OpenRouter shows that multiple smaller models working together surpass frontier performance

☆ Yσɠƚԋσʂ ☆@lemmygrad.ml · 12 days ago

OpenRouter shows that multiple smaller models working together surpass frontier performance

LittleFellaNamedBoof [any]@hexbear.net · 11 days ago

I’ve actually got a theory around what is going to be the standard in like 10 years. Basically I think everything will be local and the way it will be structured is you will have a single “Supervisor” model that manages a plethora of small specialist models. It will load and unload them as needed from system memory and act as the go-between for the user and the model cluster. That way these can run on really low amounts of memory. Like say you have 10 models all need 10GB of ram. You’d need 100GB to run something like that now. But if you had another model that could take that 10GB, reserve it, and then assign it to the 10 as needed and unload and reload them on demand you’d only need the 10 itself. While keeping the same amount of performance.

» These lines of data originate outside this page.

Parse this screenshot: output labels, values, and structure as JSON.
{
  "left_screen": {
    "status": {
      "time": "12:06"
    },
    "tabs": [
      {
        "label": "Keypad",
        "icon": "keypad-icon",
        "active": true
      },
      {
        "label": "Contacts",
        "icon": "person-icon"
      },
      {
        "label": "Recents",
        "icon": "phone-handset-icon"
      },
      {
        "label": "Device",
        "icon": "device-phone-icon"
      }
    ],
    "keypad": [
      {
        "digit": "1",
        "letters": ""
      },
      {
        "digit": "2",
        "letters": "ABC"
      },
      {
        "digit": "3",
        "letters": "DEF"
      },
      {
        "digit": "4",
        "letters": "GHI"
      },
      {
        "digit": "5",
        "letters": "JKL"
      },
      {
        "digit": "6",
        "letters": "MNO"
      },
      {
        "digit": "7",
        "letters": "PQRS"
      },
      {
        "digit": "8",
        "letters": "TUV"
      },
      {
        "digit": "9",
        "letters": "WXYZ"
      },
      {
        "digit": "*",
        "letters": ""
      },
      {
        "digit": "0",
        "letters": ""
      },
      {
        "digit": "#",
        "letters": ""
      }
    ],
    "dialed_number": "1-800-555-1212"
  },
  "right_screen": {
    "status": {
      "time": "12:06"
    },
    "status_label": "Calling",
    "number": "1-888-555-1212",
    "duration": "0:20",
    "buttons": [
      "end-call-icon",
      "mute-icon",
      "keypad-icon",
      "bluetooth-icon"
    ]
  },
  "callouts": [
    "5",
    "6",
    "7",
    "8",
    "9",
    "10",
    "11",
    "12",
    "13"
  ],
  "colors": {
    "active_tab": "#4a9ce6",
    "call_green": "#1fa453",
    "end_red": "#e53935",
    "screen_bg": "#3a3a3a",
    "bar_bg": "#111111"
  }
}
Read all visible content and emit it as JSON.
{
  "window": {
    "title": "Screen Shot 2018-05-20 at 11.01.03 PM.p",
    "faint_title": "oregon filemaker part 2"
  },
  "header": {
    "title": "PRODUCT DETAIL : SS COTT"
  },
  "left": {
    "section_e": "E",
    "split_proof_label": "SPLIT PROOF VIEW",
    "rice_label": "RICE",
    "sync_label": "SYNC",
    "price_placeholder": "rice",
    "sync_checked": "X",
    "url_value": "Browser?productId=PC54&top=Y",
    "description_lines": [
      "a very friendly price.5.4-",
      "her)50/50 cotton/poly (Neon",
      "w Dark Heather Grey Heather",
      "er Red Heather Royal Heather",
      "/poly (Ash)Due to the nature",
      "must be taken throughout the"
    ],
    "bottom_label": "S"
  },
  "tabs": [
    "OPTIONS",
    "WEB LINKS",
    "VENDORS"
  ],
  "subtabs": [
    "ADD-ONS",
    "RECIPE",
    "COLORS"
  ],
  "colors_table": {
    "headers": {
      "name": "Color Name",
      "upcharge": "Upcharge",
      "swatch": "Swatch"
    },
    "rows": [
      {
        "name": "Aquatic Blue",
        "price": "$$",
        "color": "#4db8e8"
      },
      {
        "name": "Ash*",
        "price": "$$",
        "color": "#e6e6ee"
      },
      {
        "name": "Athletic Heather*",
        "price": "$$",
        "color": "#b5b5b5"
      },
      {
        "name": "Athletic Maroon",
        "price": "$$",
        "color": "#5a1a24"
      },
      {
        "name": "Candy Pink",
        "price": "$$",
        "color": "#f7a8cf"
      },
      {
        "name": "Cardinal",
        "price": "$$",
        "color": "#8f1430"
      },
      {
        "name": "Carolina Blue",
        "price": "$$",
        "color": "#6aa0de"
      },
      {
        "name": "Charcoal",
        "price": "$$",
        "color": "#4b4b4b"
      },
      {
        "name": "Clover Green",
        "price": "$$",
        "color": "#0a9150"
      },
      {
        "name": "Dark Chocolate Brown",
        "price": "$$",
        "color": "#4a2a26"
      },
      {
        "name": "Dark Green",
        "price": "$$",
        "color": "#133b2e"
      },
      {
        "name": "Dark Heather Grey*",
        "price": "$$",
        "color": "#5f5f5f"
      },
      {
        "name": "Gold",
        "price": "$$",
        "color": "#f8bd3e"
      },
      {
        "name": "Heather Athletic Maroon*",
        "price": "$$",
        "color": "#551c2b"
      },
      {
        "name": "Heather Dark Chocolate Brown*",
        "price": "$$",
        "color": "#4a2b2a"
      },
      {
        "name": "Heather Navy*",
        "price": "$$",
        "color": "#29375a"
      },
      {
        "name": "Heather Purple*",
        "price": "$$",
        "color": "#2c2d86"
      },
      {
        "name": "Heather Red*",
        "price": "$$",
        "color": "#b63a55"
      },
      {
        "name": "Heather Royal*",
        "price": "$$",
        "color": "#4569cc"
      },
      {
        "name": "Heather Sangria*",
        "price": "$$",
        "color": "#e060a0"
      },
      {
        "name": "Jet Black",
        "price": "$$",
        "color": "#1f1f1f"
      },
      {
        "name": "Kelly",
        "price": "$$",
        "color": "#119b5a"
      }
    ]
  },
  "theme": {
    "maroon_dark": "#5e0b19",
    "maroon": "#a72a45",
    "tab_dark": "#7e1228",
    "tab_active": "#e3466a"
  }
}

I think the reason the US doesn’t have a chance in the AI race is because philisophically they just don’t function like this. They’re all about power. That’s why they build datacenters. More compute = more better AI in their mind. But efficiency is the name of the game in anything. If you can do the same thing with 10x fewer resources you’ll win every time. It’s the same reason Iran just beat the US. Sustainable, efficient, and structural thinking.

☆ Yσɠƚԋσʂ ☆@lemmygrad.ml · 11 days ago

Yeah that’s exactly what I’m expecting as well. The real difference in philosophy is that Americans companies treat the model as the product, while Chinese companies see models at infrastructure you build products on top of. You amortize the cost of deploying it at scale by sharing knowledge and iterating quickly to bring the cost down.

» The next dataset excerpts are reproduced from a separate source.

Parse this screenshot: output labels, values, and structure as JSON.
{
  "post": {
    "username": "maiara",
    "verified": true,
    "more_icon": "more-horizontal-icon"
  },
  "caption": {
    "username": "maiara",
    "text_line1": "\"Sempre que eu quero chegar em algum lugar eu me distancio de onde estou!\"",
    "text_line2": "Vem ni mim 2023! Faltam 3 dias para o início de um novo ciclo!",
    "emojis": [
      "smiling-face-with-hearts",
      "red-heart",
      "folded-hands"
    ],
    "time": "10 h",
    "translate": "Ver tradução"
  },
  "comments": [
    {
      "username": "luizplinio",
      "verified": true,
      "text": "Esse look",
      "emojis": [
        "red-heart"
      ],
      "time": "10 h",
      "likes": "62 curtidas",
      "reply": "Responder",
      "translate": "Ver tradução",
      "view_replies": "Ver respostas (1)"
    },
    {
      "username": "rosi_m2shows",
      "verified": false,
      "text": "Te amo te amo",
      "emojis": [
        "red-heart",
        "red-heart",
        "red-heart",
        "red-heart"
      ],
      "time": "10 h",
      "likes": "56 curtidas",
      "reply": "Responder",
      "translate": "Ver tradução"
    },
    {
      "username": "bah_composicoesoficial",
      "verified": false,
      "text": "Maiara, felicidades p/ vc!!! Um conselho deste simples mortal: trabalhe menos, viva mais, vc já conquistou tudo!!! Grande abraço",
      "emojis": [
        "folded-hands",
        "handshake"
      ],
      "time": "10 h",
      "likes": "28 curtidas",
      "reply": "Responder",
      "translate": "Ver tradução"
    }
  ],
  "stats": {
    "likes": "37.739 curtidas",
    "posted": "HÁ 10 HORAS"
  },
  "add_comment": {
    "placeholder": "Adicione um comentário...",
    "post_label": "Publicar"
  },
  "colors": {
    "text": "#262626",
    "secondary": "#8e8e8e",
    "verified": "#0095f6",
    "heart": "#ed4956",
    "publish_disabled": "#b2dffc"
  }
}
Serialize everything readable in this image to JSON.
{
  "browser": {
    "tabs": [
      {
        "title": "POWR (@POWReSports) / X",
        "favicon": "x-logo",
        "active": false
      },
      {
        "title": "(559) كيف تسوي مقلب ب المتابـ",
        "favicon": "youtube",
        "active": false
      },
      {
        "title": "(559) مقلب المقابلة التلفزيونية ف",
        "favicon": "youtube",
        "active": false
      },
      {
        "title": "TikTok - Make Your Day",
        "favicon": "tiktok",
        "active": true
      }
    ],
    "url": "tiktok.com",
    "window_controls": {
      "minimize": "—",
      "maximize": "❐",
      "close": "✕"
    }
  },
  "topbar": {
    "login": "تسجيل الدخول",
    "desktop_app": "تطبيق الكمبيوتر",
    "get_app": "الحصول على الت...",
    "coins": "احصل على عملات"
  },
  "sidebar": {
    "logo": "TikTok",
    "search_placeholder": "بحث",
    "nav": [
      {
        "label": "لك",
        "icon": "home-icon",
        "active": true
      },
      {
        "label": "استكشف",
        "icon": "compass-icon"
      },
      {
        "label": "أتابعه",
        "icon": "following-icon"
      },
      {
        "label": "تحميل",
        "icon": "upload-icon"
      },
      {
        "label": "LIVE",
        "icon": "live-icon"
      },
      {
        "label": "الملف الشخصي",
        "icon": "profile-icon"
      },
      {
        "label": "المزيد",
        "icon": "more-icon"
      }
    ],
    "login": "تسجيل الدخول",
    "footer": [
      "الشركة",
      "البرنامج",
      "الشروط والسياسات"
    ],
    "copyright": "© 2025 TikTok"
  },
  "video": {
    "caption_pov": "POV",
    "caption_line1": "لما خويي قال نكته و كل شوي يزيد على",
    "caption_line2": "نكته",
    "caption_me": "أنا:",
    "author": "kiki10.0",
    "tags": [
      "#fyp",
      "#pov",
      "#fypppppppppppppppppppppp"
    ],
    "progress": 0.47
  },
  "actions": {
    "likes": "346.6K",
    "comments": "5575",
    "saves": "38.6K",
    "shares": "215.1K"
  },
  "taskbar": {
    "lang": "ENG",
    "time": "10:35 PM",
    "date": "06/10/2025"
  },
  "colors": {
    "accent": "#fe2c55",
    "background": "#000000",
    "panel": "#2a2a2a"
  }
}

Models themselves are general purpose tools, so it’s not where the money is going to be long term. There’s a reason everybody isn’t rolling their own operating systems for example. It makes a lot more sense to treat models as shared infrastructure everyone contributes to. We’ll likely converge on a handful of common architectures because there’s really not much difference between them at the end of the day. Everybody curating their own model is a huge duplication of effort with no clear benefit.

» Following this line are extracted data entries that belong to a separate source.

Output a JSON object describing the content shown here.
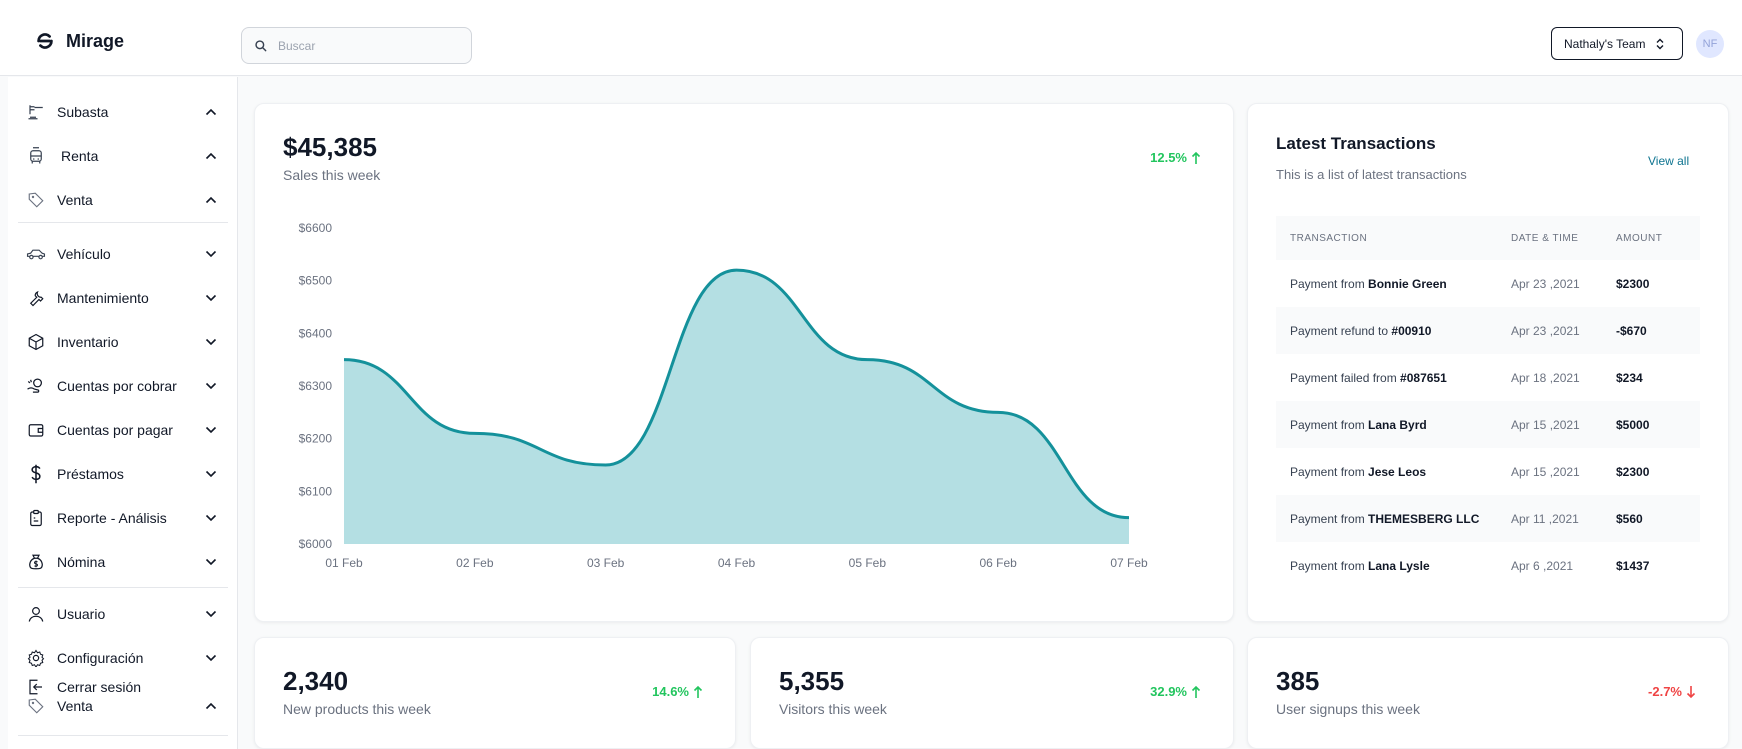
{
  "app": {
    "name": "Mirage"
  },
  "search": {
    "placeholder": "Buscar"
  },
  "team": {
    "selected": "Nathaly's Team"
  },
  "user": {
    "initials": "NF"
  },
  "sidebar": {
    "group1": [
      {
        "label": "Subasta",
        "icon": "gavel-icon",
        "chevron": "up"
      },
      {
        "label": "Renta",
        "icon": "bus-icon",
        "chevron": "up"
      },
      {
        "label": "Venta",
        "icon": "tag-icon",
        "chevron": "up"
      }
    ],
    "group2": [
      {
        "label": "Vehículo",
        "icon": "car-icon",
        "chevron": "down"
      },
      {
        "label": "Mantenimiento",
        "icon": "wrench-icon",
        "chevron": "down"
      },
      {
        "label": "Inventario",
        "icon": "box-icon",
        "chevron": "down"
      },
      {
        "label": "Cuentas por cobrar",
        "icon": "hand-coins-icon",
        "chevron": "down"
      },
      {
        "label": "Cuentas por pagar",
        "icon": "wallet-icon",
        "chevron": "down"
      },
      {
        "label": "Préstamos",
        "icon": "dollar-icon",
        "chevron": "down"
      },
      {
        "label": "Reporte - Análisis",
        "icon": "clipboard-icon",
        "chevron": "down"
      },
      {
        "label": "Nómina",
        "icon": "money-bag-icon",
        "chevron": "down"
      }
    ],
    "group3": [
      {
        "label": "Usuario",
        "icon": "user-icon",
        "chevron": "down"
      },
      {
        "label": "Configuración",
        "icon": "gear-icon",
        "chevron": "down"
      },
      {
        "label": "Cerrar sesión",
        "icon": "logout-icon"
      },
      {
        "label": "Venta",
        "icon": "tag-icon",
        "chevron": "up"
      }
    ]
  },
  "sales": {
    "value": "$45,385",
    "label": "Sales this week",
    "growth": "12.5%"
  },
  "chart_data": {
    "type": "area",
    "categories": [
      "01 Feb",
      "02 Feb",
      "03 Feb",
      "04 Feb",
      "05 Feb",
      "06 Feb",
      "07 Feb"
    ],
    "values": [
      6350,
      6210,
      6150,
      6520,
      6350,
      6250,
      6050
    ],
    "y_ticks": [
      "$6600",
      "$6500",
      "$6400",
      "$6300",
      "$6200",
      "$6100",
      "$6000"
    ],
    "ylim": [
      6000,
      6600
    ],
    "fill_color": "#b4dfe3",
    "line_color": "#14919b"
  },
  "transactions": {
    "title": "Latest Transactions",
    "subtitle": "This is a list of latest transactions",
    "view_all": "View all",
    "headers": [
      "TRANSACTION",
      "DATE & TIME",
      "AMOUNT"
    ],
    "rows": [
      {
        "prefix": "Payment from ",
        "party": "Bonnie Green",
        "date": "Apr 23 ,2021",
        "amount": "$2300"
      },
      {
        "prefix": "Payment refund to ",
        "party": "#00910",
        "date": "Apr 23 ,2021",
        "amount": "-$670"
      },
      {
        "prefix": "Payment failed from ",
        "party": "#087651",
        "date": "Apr 18 ,2021",
        "amount": "$234"
      },
      {
        "prefix": "Payment from ",
        "party": "Lana Byrd",
        "date": "Apr 15 ,2021",
        "amount": "$5000"
      },
      {
        "prefix": "Payment from ",
        "party": "Jese Leos",
        "date": "Apr 15 ,2021",
        "amount": "$2300"
      },
      {
        "prefix": "Payment from ",
        "party": "THEMESBERG LLC",
        "date": "Apr 11 ,2021",
        "amount": "$560"
      },
      {
        "prefix": "Payment from ",
        "party": "Lana Lysle",
        "date": "Apr 6 ,2021",
        "amount": "$1437"
      }
    ]
  },
  "stats": [
    {
      "value": "2,340",
      "label": "New products this week",
      "growth": "14.6%",
      "direction": "up"
    },
    {
      "value": "5,355",
      "label": "Visitors this week",
      "growth": "32.9%",
      "direction": "up"
    },
    {
      "value": "385",
      "label": "User signups this week",
      "growth": "-2.7%",
      "direction": "down"
    }
  ],
  "colors": {
    "accent": "#0e7490",
    "up": "#22c55e",
    "down": "#ef4444"
  }
}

If you treat the model as the product, then it makes sense to keep it closed. You have some secret sauce that nobody else has, and you sell it. But the reality is that nobody has a magic formula that’s significantly better than what other people can figure out. You might get an advantage for a few months tops, and then other models start catching up.

And this creates involution where you just have a race to the bottom where nobody makes any money. On the other hand, if you treat models as infrastructure, and everybody contributes to the same pool of knowledge, then you amortize the cost of making a better model. The money comes from actual products that can genuinely differentiate themselves. Companies are going to seek niches they can dominate where they do a specific thing really well. That’s a much more realistic path towards long term sustainability.

And continuing to work in the open with the rest of the world means getting the benefit of having a global community of researchers helping advance this tech forward. It’s not just altruism or clout. American companies working on closed models have to foot the bill for all the research, and they’re limited to the brainpower within the company while they’re competing with Chinese companies which have much bigger research community contributing to developing their models.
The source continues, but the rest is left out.